Por último, el Doctorado debe contribuir para comprender, que estar atento a los cambios, no significa despreciar “lo viejo”, y que despreciar sistemáticamente cualquier innovación implica asumir el riesgo que conlleva la reproducción de esquemas que han demostrado ser de dudosa utilidad. Como síntesis, se puede afirmar que la formación doctoral necesita estar abierta en el orden teórico, a cualquier idea que tenga bases razonables y en el orden práctico, a cualquier actividad que de un modo u otro pueda ser útil.

En este sentido y pensando en la responsabilidad social, el doctorado tendrá más valor no sólo por la cantidad de proyectos de investigación que se logren desarrollar, ni por el número de líneas de investigación que se consigan consolidar, sino también, por el número de estudiantes que se consigan incentivar para asumir con seriedad el reto impuesto a la escuela por la organización social, es decir, la transformación de la inequidad, el acercamiento a la realidad y entendimiento de la misma, la recuperación de su status en términos de lograr enaltecer la labor de la enfermería dentro del grupo de las profesiones que tienen un alto sentido social.

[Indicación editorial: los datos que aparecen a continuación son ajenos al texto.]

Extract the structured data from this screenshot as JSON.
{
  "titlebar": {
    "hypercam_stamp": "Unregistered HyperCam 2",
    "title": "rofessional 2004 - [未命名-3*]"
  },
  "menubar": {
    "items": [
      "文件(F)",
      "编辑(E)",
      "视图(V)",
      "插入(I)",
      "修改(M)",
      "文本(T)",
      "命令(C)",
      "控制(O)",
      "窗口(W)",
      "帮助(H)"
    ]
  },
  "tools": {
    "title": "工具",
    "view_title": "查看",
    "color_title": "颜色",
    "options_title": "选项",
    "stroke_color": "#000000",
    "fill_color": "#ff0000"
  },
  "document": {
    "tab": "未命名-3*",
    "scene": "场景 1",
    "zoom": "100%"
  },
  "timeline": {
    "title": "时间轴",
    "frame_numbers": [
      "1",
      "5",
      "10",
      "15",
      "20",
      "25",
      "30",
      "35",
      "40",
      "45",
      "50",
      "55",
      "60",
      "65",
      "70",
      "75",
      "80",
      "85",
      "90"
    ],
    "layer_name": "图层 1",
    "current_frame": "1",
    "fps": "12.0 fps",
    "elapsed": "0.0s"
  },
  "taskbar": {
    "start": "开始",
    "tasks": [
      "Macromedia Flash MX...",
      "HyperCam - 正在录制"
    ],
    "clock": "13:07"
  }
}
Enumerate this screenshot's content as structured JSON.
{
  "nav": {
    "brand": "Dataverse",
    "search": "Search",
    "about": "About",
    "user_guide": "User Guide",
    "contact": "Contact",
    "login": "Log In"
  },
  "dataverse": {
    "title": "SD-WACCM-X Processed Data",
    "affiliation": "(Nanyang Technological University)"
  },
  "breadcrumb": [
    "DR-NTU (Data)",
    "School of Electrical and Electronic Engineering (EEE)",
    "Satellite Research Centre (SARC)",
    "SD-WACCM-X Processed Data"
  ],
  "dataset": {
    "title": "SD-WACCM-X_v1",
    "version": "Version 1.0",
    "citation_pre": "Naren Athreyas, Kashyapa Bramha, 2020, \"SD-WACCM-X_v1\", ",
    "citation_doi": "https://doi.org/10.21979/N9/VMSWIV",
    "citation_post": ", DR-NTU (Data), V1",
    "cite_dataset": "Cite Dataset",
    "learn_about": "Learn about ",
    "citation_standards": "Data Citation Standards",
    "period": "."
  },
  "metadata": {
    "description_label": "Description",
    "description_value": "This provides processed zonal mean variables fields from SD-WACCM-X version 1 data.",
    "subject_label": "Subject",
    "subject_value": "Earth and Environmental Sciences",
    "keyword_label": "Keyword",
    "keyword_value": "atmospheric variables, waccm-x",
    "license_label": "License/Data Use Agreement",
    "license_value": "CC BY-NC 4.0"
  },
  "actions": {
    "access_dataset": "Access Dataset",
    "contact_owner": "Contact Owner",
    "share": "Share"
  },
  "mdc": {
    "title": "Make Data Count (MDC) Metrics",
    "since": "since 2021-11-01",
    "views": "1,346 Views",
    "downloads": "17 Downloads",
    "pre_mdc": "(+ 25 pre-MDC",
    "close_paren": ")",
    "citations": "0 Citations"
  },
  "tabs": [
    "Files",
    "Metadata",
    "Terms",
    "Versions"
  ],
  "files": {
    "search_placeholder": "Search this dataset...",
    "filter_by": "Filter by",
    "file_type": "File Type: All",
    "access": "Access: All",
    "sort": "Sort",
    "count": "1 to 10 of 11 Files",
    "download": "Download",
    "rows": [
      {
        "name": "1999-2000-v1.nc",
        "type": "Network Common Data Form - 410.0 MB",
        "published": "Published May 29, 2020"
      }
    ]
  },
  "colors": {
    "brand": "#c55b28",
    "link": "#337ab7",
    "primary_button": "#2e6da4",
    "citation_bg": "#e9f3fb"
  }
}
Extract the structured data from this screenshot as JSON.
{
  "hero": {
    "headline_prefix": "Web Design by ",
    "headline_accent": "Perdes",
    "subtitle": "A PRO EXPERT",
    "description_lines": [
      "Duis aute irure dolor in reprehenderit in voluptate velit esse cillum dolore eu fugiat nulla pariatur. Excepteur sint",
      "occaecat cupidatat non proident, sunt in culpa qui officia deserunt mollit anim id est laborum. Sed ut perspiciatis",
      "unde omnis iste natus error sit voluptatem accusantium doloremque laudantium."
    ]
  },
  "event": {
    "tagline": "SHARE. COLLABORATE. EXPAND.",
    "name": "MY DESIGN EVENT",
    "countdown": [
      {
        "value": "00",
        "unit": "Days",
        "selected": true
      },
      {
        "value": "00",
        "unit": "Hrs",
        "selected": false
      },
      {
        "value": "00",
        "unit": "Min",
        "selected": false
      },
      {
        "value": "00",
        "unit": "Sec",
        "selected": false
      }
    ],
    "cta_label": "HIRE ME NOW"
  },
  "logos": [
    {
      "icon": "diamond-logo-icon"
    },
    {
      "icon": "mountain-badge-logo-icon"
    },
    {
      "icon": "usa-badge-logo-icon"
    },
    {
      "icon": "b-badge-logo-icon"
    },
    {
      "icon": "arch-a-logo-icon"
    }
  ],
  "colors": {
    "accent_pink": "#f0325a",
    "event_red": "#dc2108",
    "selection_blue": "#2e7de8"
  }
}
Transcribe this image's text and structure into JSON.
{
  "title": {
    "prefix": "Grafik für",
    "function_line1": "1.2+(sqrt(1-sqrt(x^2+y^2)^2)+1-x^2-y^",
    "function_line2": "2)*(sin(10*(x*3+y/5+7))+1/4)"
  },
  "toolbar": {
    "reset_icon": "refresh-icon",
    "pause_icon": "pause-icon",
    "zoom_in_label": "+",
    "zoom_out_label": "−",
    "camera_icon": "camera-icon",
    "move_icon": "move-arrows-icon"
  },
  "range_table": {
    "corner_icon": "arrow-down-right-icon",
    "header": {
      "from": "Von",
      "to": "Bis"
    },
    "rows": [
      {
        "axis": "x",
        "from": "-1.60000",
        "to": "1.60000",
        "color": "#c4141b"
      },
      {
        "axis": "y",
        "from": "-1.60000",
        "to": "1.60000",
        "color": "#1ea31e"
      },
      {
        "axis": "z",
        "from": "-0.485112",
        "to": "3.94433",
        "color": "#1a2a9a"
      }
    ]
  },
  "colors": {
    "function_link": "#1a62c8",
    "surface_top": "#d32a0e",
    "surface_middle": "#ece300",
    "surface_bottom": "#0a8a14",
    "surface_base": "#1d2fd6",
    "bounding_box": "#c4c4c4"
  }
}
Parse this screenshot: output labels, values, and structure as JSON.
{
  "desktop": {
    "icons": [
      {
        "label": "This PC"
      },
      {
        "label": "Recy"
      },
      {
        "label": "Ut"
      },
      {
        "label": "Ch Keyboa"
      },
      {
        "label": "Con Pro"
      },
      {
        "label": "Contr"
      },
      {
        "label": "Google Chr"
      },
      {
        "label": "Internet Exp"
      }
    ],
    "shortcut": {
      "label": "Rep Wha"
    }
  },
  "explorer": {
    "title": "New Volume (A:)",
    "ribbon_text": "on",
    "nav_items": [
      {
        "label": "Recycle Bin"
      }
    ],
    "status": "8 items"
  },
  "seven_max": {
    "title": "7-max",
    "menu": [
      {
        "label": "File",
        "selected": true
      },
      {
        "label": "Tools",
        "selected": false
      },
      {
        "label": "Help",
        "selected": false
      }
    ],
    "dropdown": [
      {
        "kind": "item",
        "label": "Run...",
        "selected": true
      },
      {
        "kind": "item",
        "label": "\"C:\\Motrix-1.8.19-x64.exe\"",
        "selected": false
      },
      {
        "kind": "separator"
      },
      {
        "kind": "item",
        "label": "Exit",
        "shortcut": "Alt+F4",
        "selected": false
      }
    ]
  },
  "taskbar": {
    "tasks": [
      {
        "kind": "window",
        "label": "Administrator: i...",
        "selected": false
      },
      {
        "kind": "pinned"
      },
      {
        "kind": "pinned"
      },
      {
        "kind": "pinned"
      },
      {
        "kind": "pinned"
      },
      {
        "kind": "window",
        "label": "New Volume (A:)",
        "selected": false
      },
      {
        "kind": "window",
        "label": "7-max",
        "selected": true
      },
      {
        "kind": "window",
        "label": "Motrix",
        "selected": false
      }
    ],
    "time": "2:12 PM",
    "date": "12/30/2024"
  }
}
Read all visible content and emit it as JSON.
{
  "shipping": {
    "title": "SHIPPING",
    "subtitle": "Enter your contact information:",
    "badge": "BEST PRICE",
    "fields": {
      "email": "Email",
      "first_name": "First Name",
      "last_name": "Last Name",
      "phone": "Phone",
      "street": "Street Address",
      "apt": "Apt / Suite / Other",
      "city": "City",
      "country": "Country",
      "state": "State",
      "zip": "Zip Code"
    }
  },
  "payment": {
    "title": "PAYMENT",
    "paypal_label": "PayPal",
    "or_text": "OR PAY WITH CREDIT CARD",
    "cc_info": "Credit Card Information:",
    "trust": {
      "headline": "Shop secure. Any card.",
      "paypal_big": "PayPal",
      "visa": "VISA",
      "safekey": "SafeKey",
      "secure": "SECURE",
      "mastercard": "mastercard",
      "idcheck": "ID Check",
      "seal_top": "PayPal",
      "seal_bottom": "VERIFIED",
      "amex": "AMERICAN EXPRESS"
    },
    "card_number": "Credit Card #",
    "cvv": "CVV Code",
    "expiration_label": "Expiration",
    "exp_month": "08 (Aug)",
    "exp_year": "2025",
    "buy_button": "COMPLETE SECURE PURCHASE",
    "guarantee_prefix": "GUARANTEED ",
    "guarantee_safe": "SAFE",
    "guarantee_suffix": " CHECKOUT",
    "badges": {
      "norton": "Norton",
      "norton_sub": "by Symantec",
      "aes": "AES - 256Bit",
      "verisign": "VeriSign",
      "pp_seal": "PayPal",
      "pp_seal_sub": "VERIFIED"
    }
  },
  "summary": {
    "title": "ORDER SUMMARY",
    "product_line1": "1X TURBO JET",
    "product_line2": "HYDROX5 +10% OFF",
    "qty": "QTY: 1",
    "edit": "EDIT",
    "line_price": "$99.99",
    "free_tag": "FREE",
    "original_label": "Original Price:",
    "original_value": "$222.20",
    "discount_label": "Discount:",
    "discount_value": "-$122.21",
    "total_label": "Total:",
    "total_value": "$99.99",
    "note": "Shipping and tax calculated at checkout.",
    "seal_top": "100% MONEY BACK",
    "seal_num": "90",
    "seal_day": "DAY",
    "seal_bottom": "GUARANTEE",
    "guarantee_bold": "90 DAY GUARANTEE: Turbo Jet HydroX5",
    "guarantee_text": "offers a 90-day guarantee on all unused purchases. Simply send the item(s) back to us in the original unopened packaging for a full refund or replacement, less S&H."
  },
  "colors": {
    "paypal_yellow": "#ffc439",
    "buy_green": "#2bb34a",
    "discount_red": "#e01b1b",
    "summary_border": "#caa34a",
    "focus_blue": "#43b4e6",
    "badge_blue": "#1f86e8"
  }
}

Por lo tanto, desde esta perspectiva es importante anotar, que la formación doctoral va más allá del logro de un determinado status social, asumir ese reto con todas las dificultades y los sacrificios que el mismo implica lleva consigo la asunción de un fuerte compromiso personal con la organización social, debe ser parte de un proyecto integral de vida y no de una etapa más para ganar un escalafón salarial, ya que de lo contrario correremos el riesgo de entrar en la “moda de la super capacitación”, todos buscaremos ser "Doctores", intentaremos ser parte de esa “masa crítica” sin conciencia real de lo que la misma significa, sin un horizonte definido y sin una infraestructura capaz de soportar tanta “sabiduría sin aplicación concreta y real”.

Finalmente, una última idea puede llamar aún más la atención e incentivar a la crítica y la reflexión ... Probablemente en un futuro no muy lejano no sea tan difícil la ascensión a ese elevado peldaño, seguramente muchos estaremos ubicados en él, lo realmente difícil será demostrar que a pesar de estar en ese lugar no hemos perdido la sensibilidad ni la humildad para asumir nuestra responsabilidad social derivada del ejercicio consciente de nuestra ciudadanía, demostrar que antes que “doctores” somos enfermeros, ciudadanos, formadores y que por consiguiente, estamos comprometidos con la esencia de nuestra profesión, el “cuidado” a los demás, luchando día a día por Recrear la Esperanza.

De no ser así, podríamos estar muy cerca de inhabilitar nuestra verdadera responsabilidad social, de hacer realidad un adagio popular, seríamos.. .“muchos caciques y pocos indios”.

Daniel Gonzalo Eslava. Enfermero, Magister en Desarrollo Rural, Magister en Administración en Salud, Especialista en Docencia Universitaria, Candidato a Doctorado en Salud Pública.